In 1900, the sculptor Auguste Rodin made a risky career move, installing a retrospective exhibition just outside the main entrance to the Universal Exhibition held that year. This talk will explore parallels between the Exposition Rodin and the nearby Théâtre Loïe Fuller, opening up questions about the famous dancer’s influence on the “scenography” of Rodin’s sculpture: its presentation in photographs and in exhibitions. Fuller’s innovative dance technique showed Rodin how a vanguard form of abstract art could achieve both critical esteem and commercial success.
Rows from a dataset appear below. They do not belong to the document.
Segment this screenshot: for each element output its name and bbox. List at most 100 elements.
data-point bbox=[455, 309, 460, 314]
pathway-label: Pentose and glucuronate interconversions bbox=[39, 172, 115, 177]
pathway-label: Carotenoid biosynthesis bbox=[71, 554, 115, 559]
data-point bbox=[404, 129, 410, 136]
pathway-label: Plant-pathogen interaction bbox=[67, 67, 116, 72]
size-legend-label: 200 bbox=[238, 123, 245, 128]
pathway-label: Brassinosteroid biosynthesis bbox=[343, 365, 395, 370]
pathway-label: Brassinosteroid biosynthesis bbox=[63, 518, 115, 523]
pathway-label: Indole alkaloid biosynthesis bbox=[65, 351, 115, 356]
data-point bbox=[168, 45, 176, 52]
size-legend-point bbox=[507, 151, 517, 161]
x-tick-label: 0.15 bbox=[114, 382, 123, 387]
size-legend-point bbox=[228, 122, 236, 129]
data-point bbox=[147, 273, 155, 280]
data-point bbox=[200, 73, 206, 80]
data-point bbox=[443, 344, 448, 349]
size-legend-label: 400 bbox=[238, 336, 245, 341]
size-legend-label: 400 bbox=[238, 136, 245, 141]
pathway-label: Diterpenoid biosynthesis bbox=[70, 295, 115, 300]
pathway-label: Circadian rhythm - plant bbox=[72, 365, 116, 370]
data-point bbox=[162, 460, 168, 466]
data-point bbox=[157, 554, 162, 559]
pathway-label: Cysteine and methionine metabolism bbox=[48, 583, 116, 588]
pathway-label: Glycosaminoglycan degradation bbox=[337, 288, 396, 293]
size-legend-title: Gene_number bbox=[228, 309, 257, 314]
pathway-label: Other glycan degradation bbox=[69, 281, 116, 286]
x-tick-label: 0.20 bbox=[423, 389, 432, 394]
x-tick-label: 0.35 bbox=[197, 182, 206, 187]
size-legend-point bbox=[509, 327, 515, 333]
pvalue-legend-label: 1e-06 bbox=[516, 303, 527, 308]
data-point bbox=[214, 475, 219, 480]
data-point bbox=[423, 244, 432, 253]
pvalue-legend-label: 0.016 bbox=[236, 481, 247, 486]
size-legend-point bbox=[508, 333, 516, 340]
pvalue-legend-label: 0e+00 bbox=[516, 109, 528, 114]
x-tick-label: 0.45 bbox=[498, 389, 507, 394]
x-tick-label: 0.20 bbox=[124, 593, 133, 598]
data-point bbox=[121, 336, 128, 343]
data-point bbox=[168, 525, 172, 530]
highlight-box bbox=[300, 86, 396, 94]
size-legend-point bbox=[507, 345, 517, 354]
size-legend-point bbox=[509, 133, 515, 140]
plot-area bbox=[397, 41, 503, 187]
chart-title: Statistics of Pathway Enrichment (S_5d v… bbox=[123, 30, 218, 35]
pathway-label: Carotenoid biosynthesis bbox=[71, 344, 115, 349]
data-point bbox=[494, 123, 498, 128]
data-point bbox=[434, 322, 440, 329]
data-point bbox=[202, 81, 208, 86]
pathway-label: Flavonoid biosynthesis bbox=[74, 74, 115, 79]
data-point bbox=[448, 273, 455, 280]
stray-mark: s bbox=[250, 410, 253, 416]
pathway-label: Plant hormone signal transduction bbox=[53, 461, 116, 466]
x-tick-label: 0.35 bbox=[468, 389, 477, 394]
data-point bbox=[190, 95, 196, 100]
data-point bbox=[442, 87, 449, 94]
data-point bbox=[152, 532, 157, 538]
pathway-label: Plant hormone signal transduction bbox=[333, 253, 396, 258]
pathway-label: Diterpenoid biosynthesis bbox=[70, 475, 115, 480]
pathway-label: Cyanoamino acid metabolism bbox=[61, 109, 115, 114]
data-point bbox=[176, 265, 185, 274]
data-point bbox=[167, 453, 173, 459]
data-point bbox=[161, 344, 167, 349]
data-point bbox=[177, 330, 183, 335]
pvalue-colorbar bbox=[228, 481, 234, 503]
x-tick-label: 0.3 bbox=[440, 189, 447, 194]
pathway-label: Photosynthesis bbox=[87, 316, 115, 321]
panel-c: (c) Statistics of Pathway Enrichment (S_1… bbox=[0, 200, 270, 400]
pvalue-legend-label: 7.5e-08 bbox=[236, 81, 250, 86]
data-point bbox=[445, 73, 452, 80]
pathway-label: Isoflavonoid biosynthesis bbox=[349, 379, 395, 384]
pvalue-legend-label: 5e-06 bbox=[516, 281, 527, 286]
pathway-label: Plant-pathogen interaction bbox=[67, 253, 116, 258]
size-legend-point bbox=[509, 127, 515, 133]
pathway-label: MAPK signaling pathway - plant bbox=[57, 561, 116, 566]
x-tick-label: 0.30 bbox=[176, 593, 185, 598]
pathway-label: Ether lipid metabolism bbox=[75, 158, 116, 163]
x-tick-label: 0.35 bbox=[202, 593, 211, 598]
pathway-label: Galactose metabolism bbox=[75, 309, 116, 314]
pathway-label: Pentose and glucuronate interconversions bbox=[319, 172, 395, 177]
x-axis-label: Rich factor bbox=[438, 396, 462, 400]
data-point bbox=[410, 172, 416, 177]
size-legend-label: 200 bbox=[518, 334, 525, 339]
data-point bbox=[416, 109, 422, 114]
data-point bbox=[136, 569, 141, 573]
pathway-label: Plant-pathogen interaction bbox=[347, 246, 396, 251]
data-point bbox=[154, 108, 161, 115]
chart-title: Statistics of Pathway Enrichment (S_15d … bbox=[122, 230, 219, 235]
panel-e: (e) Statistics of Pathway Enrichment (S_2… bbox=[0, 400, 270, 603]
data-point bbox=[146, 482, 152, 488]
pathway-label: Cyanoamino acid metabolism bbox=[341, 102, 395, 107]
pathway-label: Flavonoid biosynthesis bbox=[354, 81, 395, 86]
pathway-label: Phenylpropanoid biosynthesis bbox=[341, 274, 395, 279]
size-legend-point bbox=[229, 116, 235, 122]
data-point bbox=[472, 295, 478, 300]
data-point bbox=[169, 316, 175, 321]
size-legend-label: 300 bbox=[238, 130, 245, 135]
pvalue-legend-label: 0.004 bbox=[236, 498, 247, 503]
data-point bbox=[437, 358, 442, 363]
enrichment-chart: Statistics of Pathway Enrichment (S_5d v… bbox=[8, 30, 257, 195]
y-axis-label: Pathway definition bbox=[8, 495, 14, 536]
By tracing Rodin’s concerted efforts to align his art with Fuller’s, we can both unveil the sculptor’s relationship to the Symbolist movement and illuminate Symbolism’s uneasy relationship to mass culture. The case of Rodin’s retrospective reveals that the Symbolist cult of masculine creativity derived from the same forms of publicity that helped this female music-hall star skyrocket to fame.

About the speaker

Juliet Bellow is Associate Professor of Art History at American University. Her book Modernism on Stage: The Ballets Russes and the Parisian Avant-Garde was published by Ashgate Press in 2013, and she served as a Consulting Scholar for the 2013 exhibition “Diaghilev and the Ballets Russes, 1909-1929: When Art Danced With Music.” Her other publications include articles in Art Bulletin, Art Journal, American Art, and Modernism/modernity; and contributions to exhibition catalogues on Sonia Delaunay (Tate Modern/Musée d’Art Moderne de la Ville de Paris), Merce Cunningham (Walker Art Center), and Auguste Rodin (Courtauld Institute of Art/Musée Rodin, Paris). She is currently researching a new book, entitled Rodin’s Dancers: Sculpture in the Age of Spectacle.